Are your customer satisfaction surveys… dissatisfying your customers?
A friend of mine relayed a story to me last week about a customer survey from his cellular service provider.
He had decided to switch phone carriers and, after he notified his current provider, he received a follow-up phone call from them asking if he’d participate in an exit survey.
So far so good. Even better than good. Here was a company making a genuine effort to understand why its customers were leaving. How often do you experience that?
After agreeing to participate, he was transferred to an automated phone survey, which began by asking my friend to key in his cell phone number. When he did, the system responded that his phone number could not be identified. And that was the end of that.
I doubt this was an isolated incident. Rather, it sounds like this wireless provider has a systemic issue, whereby the phone numbers of departed customers are wiped from the database that its survey application uses to identify respondents.
And so rather than help close out the relationship on a constructive note (“sorry to see you go… please help us improve”), this survey made the carrier look incompetent and just served to validate my friend’s decision to move his business.
Surveys themselves are a customer touchpoint. Just like any other interaction, how surveys are executed can either enhance the customer experience or detract from it. Common examples of where companies go wrong in this regard include:
· Surveys that are inconvenient. What? You don’t like answering a few questions in the middle of dinner?

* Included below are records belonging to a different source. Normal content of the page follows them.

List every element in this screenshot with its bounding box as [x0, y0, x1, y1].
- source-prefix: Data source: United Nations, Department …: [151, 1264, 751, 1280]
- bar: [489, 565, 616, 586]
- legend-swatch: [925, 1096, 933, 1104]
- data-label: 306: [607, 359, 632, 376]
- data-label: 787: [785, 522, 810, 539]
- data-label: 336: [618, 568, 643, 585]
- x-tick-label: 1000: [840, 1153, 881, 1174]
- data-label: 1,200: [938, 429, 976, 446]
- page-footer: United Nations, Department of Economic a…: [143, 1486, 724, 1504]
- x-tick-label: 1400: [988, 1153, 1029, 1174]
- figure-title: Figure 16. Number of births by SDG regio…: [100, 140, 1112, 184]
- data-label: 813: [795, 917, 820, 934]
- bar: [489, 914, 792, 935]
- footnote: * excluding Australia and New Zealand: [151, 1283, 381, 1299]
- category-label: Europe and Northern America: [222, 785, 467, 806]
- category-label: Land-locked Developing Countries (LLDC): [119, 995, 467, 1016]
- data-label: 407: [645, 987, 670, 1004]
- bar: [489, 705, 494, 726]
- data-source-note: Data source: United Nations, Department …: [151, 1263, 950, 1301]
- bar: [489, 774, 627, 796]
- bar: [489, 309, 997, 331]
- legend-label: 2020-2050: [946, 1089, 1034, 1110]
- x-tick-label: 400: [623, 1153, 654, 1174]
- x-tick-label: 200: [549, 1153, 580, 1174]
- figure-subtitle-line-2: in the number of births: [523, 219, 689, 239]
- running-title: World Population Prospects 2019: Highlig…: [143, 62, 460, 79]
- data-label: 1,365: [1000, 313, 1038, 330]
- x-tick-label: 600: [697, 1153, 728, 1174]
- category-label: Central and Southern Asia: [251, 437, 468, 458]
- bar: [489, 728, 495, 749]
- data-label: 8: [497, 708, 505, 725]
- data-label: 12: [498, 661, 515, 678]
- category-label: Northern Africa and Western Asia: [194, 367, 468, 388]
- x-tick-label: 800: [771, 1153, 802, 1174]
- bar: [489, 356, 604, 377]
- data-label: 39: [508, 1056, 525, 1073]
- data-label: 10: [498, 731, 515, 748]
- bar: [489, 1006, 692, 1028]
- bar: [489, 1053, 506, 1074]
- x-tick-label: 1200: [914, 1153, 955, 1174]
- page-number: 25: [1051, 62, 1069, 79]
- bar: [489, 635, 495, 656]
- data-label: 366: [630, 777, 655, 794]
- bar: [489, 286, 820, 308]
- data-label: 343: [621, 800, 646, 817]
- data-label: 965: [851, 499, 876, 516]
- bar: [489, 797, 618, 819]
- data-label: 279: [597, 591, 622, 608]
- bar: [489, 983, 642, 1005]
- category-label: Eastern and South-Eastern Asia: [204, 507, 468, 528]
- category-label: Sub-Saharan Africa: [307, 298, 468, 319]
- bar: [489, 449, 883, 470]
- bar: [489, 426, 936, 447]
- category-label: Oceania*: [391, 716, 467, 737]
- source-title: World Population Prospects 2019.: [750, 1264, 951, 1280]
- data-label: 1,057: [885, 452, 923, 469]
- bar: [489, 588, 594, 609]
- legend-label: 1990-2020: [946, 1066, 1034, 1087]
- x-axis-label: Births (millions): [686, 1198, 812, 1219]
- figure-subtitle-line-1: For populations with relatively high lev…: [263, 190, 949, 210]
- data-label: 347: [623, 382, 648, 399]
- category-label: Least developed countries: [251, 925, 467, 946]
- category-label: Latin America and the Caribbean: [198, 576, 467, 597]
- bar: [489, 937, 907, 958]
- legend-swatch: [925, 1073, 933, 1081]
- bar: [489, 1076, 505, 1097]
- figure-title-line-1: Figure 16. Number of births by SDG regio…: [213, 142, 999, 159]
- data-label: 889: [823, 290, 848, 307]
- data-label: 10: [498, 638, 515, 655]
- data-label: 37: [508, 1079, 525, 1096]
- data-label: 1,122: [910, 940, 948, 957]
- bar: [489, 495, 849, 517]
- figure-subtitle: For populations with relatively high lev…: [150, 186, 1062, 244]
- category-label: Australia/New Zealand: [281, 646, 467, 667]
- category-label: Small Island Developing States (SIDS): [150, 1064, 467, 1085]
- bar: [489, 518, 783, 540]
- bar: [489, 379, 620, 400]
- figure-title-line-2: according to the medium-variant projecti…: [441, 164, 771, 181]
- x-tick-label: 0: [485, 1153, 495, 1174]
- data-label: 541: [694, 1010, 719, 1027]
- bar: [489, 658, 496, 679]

· Surveys that aren’t user-friendly. Does your paper survey look like an IRS form? Does your online survey ignore all fundamental web design principles?
· Surveys that arrive late. Are you asking your customers to comment on the minutia of a particular interaction? Don’t tax their memory by surveying them a month later.
· Surveys that are onerous. Even your most ardent fans have better things to do than respond to your thirty minute, fifty question survey.
· Surveys that are biased. If you want candid feedback, you’ve got to design your survey to elicit it. That means no leading questions, skewed scales, or front-line staff who beg for the highest rating.
· Surveys that ask the obvious. Don’t waste precious survey real estate (or your customer’s time) by asking for information that you’ve already got or can infer from your records.
Using surveys to tap into the voice of your customer is a smart move. Even smarter, though, is recognizing that the survey itself is a customer touchpoint that can either strengthen or weaken your brand experience.
Be sure to craft your survey program with this in mind – and avoid turning your customer satisfaction surveys into a source of dissatisfaction.